À Kinshasa, la Police nationale congolaise a démantelé un réseau de faux enlèvements impliquant plusieurs suspects, à la fois auteurs et “victimes”, après une série de plaintes familiales. Dévoilées le 2 avril par le commissaire provincial, ces affaires allant de mises en scène conjugales à des stratagèmes financiers révèlent comment, grâce aux outils numériques, des individus fabriquent de faux drames pour extorquer argent et compassion. Au total, plusieurs cas ont été élucidés, impliquant familles, couples et proches, sur fond de manipulation émotionnelle et de détresse économique.

Familles fracturées, cœurs monnayés

Dans l’intimité des foyers, la confiance vacille. Des enfants piègent leur mère, une épouse manipule son mari, un père feint sa disparition. Le lien familial devient monnaie d’échange. « Lorsque les limites s’effondrent, tout devient permis », écrivait un sociologue. Ici, l’affection se négocie, la peur s’exploite, et l’amour se facture à coups de rançon.

L’image, nouvelle arme du crime

Ligotée devant une caméra, la “victime” devient actrice d’un drame fabriqué. Les vidéos circulent, crédibilisent, terrifient.

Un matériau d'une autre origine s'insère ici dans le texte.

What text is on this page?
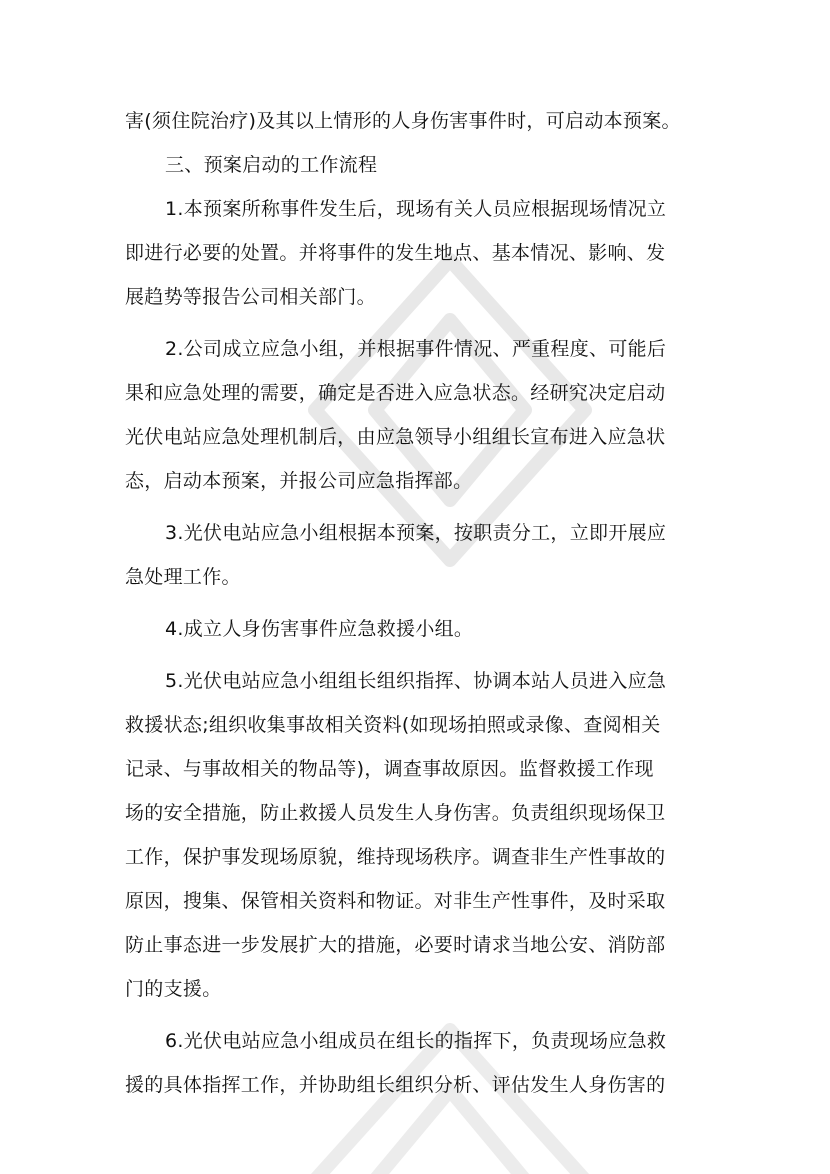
害(须住院治疗)及其以上情形的人身伤害事件时，可启动本预案。
三、预案启动的工作流程
1.本预案所称事件发生后，现场有关人员应根据现场情况立
即进行必要的处置。并将事件的发生地点、基本情况、影响、发
展趋势等报告公司相关部门。
2.公司成立应急小组，并根据事件情况、严重程度、可能后
果和应急处理的需要，确定是否进入应急状态。经研究决定启动
光伏电站应急处理机制后，由应急领导小组组长宣布进入应急状
态，启动本预案，并报公司应急指挥部。
3.光伏电站应急小组根据本预案，按职责分工，立即开展应
急处理工作。
4.成立人身伤害事件应急救援小组。
5.光伏电站应急小组组长组织指挥、协调本站人员进入应急
救援状态;组织收集事故相关资料(如现场拍照或录像、查阅相关
记录、与事故相关的物品等)，调查事故原因。监督救援工作现
场的安全措施，防止救援人员发生人身伤害。负责组织现场保卫
工作，保护事发现场原貌，维持现场秩序。调查非生产性事故的
原因，搜集、保管相关资料和物证。对非生产性事件，及时采取
防止事态进一步发展扩大的措施，必要时请求当地公安、消防部
门的支援。
6.光伏电站应急小组成员在组长的指挥下，负责现场应急救
援的具体指挥工作，并协助组长组织分析、评估发生人身伤害的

L’écran ne montre plus : il persuade. « Voir, c’est croire », murmure l’époque et les escrocs l’ont compris. L’image n’imite plus le réel, elle le remplace, froide, virale, implacable.

Le crime devient scénario

Chaque faux enlèvement est une pièce montée : un script, des rôles, une tension dramatique. Le ravisseur joue, la victime surjoue, la famille paie. La vérité s’efface derrière la cohérence du récit. « Le mensonge peut courir plus vite que la vérité », disait Mark Twain — à Kinshasa, il court désormais avec une caméra.

La vérité assiégée

À force de simulacres, le réel s’effrite. Les véritables victimes risquent de ne plus être crues. La police traque, démantèle, alerte. Mais au-delà des arrestations, c’est la confiance collective qui vacille. « Quand les faits disparaissent, la liberté vacille », rappelait une philosophe.

Ces kidnappings fantômes ne sont pas de simples délits : ils sont les symptômes d’une société sous tension, où la fiction devient refuge et arme. Ils interrogent, dérangent, fissurent. « Le plus grand danger n’est pas le mensonge, mais l’habitude de vivre avec », avertissait un penseur. Et dans cette ville où l’ombre imite la lumière, une certitude demeure : « Le faux est si proche du vrai qu’il finit par le dévorer » comme une scène trop bien jouée pour être innocente.